Eux Autres is simply put, cute indie pop. The band is the duo of Nicholas and Heather Larimer, who are brother and sister. Their name is means "them others" in French and admirably, they sing songs in French, albeit not masterfully. Hell Is Eux Autres is the first of two currently released albums. Tallying only nine short tracks, the album is brief but so very sweet. Both siblings take turns on singing the songs and are equally effective in results. Better yet, on some tracks including the opener "Ecoutez Bien!" they sing together. Eux Autres can come off as twee, but Nicholas' brash guitar strokes free it from being pigeonholed too easily. Amongst my favorite numbers is the English-sung "Partick Nil" which features excellent harmonies between the two, as well as uncomplicated drumming and guitar playing. However, "Le Project Citron" made me stop and try to understand what they were telling me before I decided that it isn't for me to comprehend, rather there for enjoyment. If I keep after it I might be able to post their newer album later this month, but the blasted holiday here as kept me working additional, tiring hours. Do give them a listen, for the music like this is part of why I tried to move to Portland (where they're based), but I've failed to escape Michigan's iron grip yet.

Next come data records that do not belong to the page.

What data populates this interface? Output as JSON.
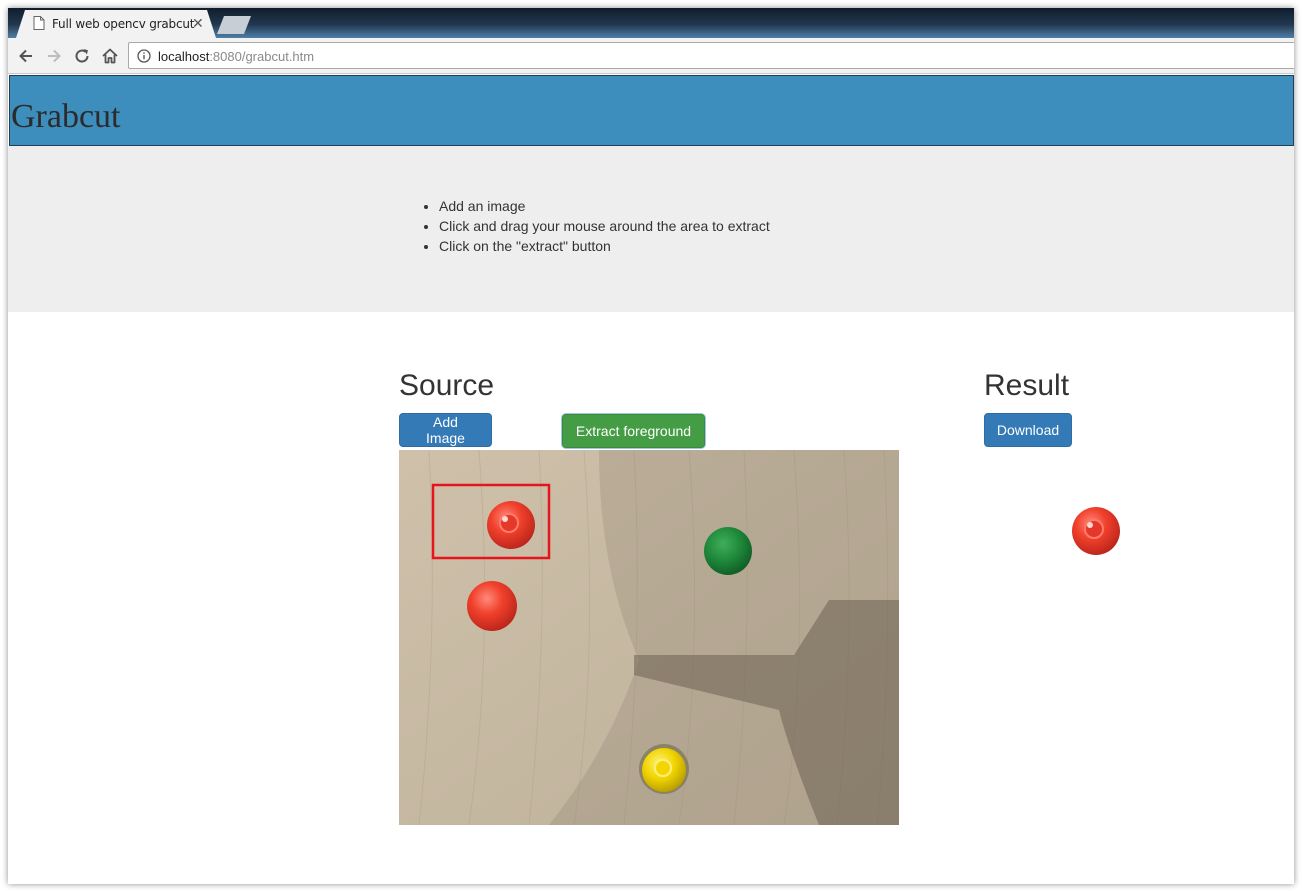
{
  "browser": {
    "tab_title": "Full web opencv grabcut",
    "tab_close_glyph": "✕",
    "url_host": "localhost",
    "url_path": ":8080/grabcut.htm",
    "icons": [
      "page-icon",
      "back-arrow-icon",
      "forward-arrow-icon",
      "reload-icon",
      "home-icon",
      "info-icon"
    ]
  },
  "header": {
    "title": "Grabcut",
    "background_color": "#3d8dbd"
  },
  "instructions": {
    "items": [
      "Add an image",
      "Click and drag your mouse around the area to extract",
      "Click on the \"extract\" button"
    ]
  },
  "source": {
    "heading": "Source",
    "add_image_label": "Add Image",
    "extract_label": "Extract foreground",
    "selection_color": "#e8141c"
  },
  "result": {
    "heading": "Result",
    "download_label": "Download"
  },
  "colors": {
    "primary": "#337ab7",
    "success": "#449d44",
    "instructions_bg": "#eeeeee"
  }
}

To be had here (192 kbps):
Eux Autres - Hell Is Eux Autres

Wednesday, July 2, 2008

The Mummies - Never Been Caught (1992)

The Mummies are an absolutely fantastic example of what a garage rock group should be. These gentlemen understand and fully respect the various aspects that make garage rock a wonderful and exciting genre of modern music. First, and most obviously apparent is that their name The Mummies is more than just a word to refer to them, but they go to the extra length of dressing up as mummies for performances. Good garage rockers know that the live show is the best way for people to enjoy their music. Accordingly, additional effort put into the showmanship is a valuable asset. Next, garage rock is definitively lo-fi in nature, and hardly ever can be otherwise successfully. The Mummies recorded many songs in an unmodified basement; embracing the imperfect acoustics. Lastly, but perhaps most outstanding, is the complete rejection of digital technology in the creation and distribution of their art. The Mummies began to make music back in 1988 and refused to release anything on CDs until after the turn of the century, instead depending on vinyl. In fact, and motto of theirs was "Fuck CDs," which I wholeheartedly agree with. It is worth noting that despite their more recent relaxation of the anti-compact disc line, the albums aren't any higher in sound quality. Musically, the band makes rough and loud garage rock often accompanied by somewhat intelligible vocals and shouts. Unmistakely made for getting excited about, their garage could set a venue on fire. They pull much from surf rock and are nothing like what some music magazines will ineptly refer to a garage coming from Britian. A different sound that what I grew up accoustom to from Detroit, but certainly just as deserving of being called garage rock icons as the Gories.